Ini Manfaat Membatasi Waktu Anak Menatap Layar TV dan Gadget

Torie Natalova    •    Jumat, 01 Dec 2017 11:04 WIB
gadgetkeluarga
Ini Manfaat Membatasi Waktu Anak Menatap Layar TV dan Gadget
Studi yang diterbitkan dalam jurnal Paediatrica mengklaim bahwa ada hubungan kuat antara obesitas dan pemaparan yang terlalu lama dan selama bertahun-tahun terhadap televisi, komputer atau gadget. (Foto: Pixabay)

Jakarta: Terkadang, sebagai orangtua Anda memilih untuk memberikan si kecil tontonan hanya agar bisa beristirahat sejenak atau memberi mereka waktu untuk tenang sementara. Namun, para orangtua sepertinya harus membiasakan untuk membatasi jumlah waktu si kecil menatap layar televisi atau gadget.

Penelitian baru menunjukkan bahwa anak-anak harus dibatasi pada waktu 90 menit untuk menonton gadget atau televisi.

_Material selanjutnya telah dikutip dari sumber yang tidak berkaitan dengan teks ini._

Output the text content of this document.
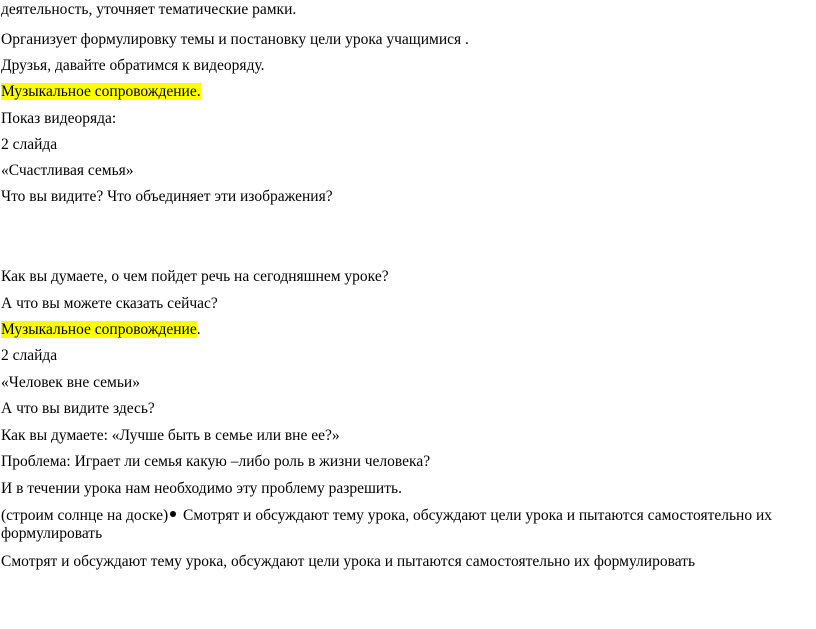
деятельность, уточняет тематические рамки.
Организует формулировку темы и постановку цели урока учащимися .
Друзья, давайте обратимся к видеоряду.
Музыкальное сопровождение.
Показ видеоряда:
2 слайда
«Счастливая семья»
Что вы видите? Что объединяет эти изображения?
Как вы думаете, о чем пойдет речь на сегодняшнем уроке?
А что вы можете сказать сейчас?
Музыкальное сопровождение.
2 слайда
«Человек вне семьи»
А что вы видите здесь?
Как вы думаете: «Лучше быть в семье или вне ее?»
Проблема: Играет ли семья какую –либо роль в жизни человека?
И в течении урока нам необходимо эту проблему разрешить.
(строим солнце на доске) Смотрят и обсуждают тему урока, обсуждают цели урока и пытаются самостоятельно их формулировать
Смотрят и обсуждают тему урока, обсуждают цели урока и пытаются самостоятельно их формулировать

Studi yang diterbitkan dalam jurnal Paediatrica mengklaim bahwa ada hubungan kuat antara obesitas dan pemaparan yang terlalu lama dan selama bertahun-tahun terhadap televisi, komputer atau gadget.

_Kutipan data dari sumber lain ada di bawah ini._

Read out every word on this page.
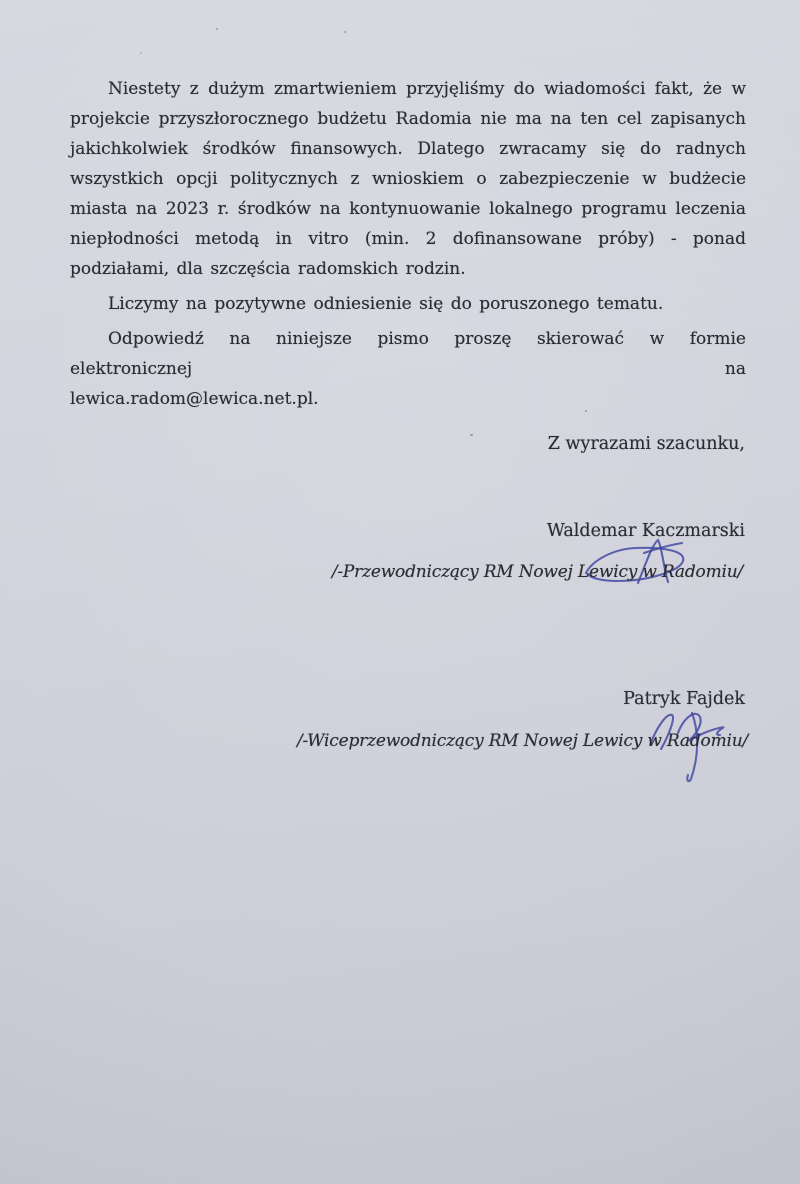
Niestety z dużym zmartwieniem przyjęliśmy do wiadomości fakt, że w projekcie przyszłorocznego budżetu Radomia nie ma na ten cel zapisanych jakichkolwiek środków finansowych. Dlatego zwracamy się do radnych wszystkich opcji politycznych z wnioskiem o zabezpieczenie w budżecie miasta na 2023 r. środków na kontynuowanie lokalnego programu leczenia niepłodności metodą in vitro (min. 2 dofinansowane próby) - ponad podziałami, dla szczęścia radomskich rodzin.

Liczymy na pozytywne odniesienie się do poruszonego tematu.

Odpowiedź na niniejsze pismo proszę skierować w formie elektronicznej na

lewica.radom@lewica.net.pl.

Z wyrazami szacunku,
Waldemar Kaczmarski
/-Przewodniczący RM Nowej Lewicy w Radomiu/
Patryk Fajdek
/-Wiceprzewodniczący RM Nowej Lewicy w Radomiu/
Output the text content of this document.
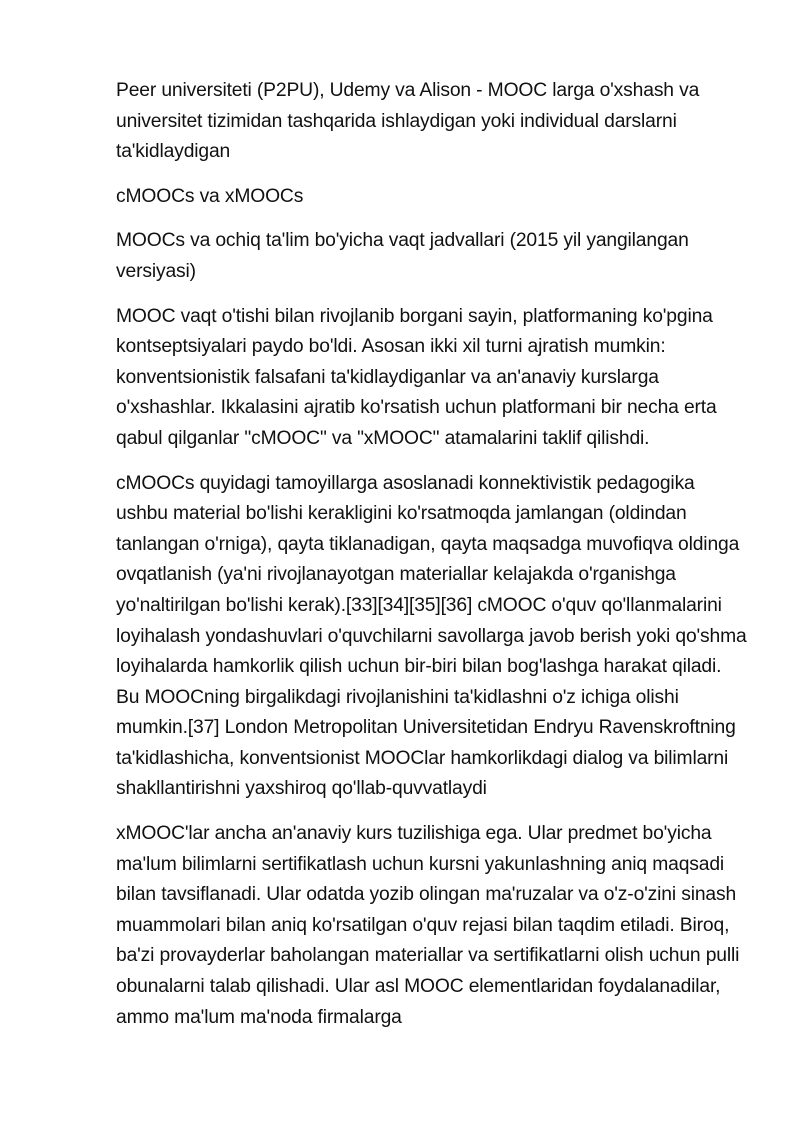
Peer universiteti (P2PU), Udemy va Alison - MOOC larga o'xshash va universitet tizimidan tashqarida ishlaydigan yoki individual darslarni ta'kidlaydigan

cMOOCs va xMOOCs

MOOCs va ochiq ta'lim bo'yicha vaqt jadvallari (2015 yil yangilangan versiyasi)

MOOC vaqt o'tishi bilan rivojlanib borgani sayin, platformaning ko'pgina kontseptsiyalari paydo bo'ldi. Asosan ikki xil turni ajratish mumkin: konventsionistik falsafani ta'kidlaydiganlar va an'anaviy kurslarga o'xshashlar. Ikkalasini ajratib ko'rsatish uchun platformani bir necha erta qabul qilganlar "cMOOC" va "xMOOC" atamalarini taklif qilishdi.

cMOOCs quyidagi tamoyillarga asoslanadi konnektivistik pedagogika ushbu material bo'lishi kerakligini ko'rsatmoqda jamlangan (oldindan tanlangan o'rniga), qayta tiklanadigan, qayta maqsadga muvofiqva oldinga ovqatlanish (ya'ni rivojlanayotgan materiallar kelajakda o'rganishga yo'naltirilgan bo'lishi kerak).[33][34][35][36] cMOOC o'quv qo'llanmalarini loyihalash yondashuvlari o'quvchilarni savollarga javob berish yoki qo'shma loyihalarda hamkorlik qilish uchun bir-biri bilan bog'lashga harakat qiladi. Bu MOOCning birgalikdagi rivojlanishini ta'kidlashni o'z ichiga olishi mumkin.[37] London Metropolitan Universitetidan Endryu Ravenskroftning ta'kidlashicha, konventsionist MOOClar hamkorlikdagi dialog va bilimlarni shakllantirishni yaxshiroq qo'llab-quvvatlaydi

xMOOC'lar ancha an'anaviy kurs tuzilishiga ega. Ular predmet bo'yicha ma'lum bilimlarni sertifikatlash uchun kursni yakunlashning aniq maqsadi bilan tavsiflanadi. Ular odatda yozib olingan ma'ruzalar va o'z-o'zini sinash muammolari bilan aniq ko'rsatilgan o'quv rejasi bilan taqdim etiladi. Biroq, ba'zi provayderlar baholangan materiallar va sertifikatlarni olish uchun pulli obunalarni talab qilishadi. Ular asl MOOC elementlaridan foydalanadilar, ammo ma'lum ma'noda firmalarga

Balita, rata-rata menonton televisi satu jam setiap hari. Para ahli mengatakan, obesitas pada masa anak-anak telah meningkat dan cukup mengkhawatirkan. Karenanya, para orangtua harus memahami dampak kesehatan dari sosial media dan penggunaan layar gadget atau televisi pada anak-anak mereka.


(Studi yang diterbitkan dalam jurnal Paediatrica mengklaim bahwa ada hubungan kuat antara obesitas dan pemaparan yang terlalu lama dan selama bertahun-tahun terhadap televisi, komputer atau gadget. Foto: Pixabay)

(Baca juga: Penelitian: Buku Lebih Mencerdaskan Anak Ketimbang Gadget)

Apa saja yang direkomendasikan para ahli selain membatasi anak-anak menatap layar hingga 90 menit?

1. Hindari meletakkan televisi di kamar tidur anak

2. Matikan televisi saat jeda iklan

3. Menahan diri dari penggunaan gadget atau televisi sebagai cara untuk menenangkan mereka

4. Orangtua harus juga mengurangi menonton televisi dan menggunakan media sosial

Studi juga menyoroti bagaimana menonton televisi di malam hari dan melihat sosial media memengaruhi kualitas tidur anak muda.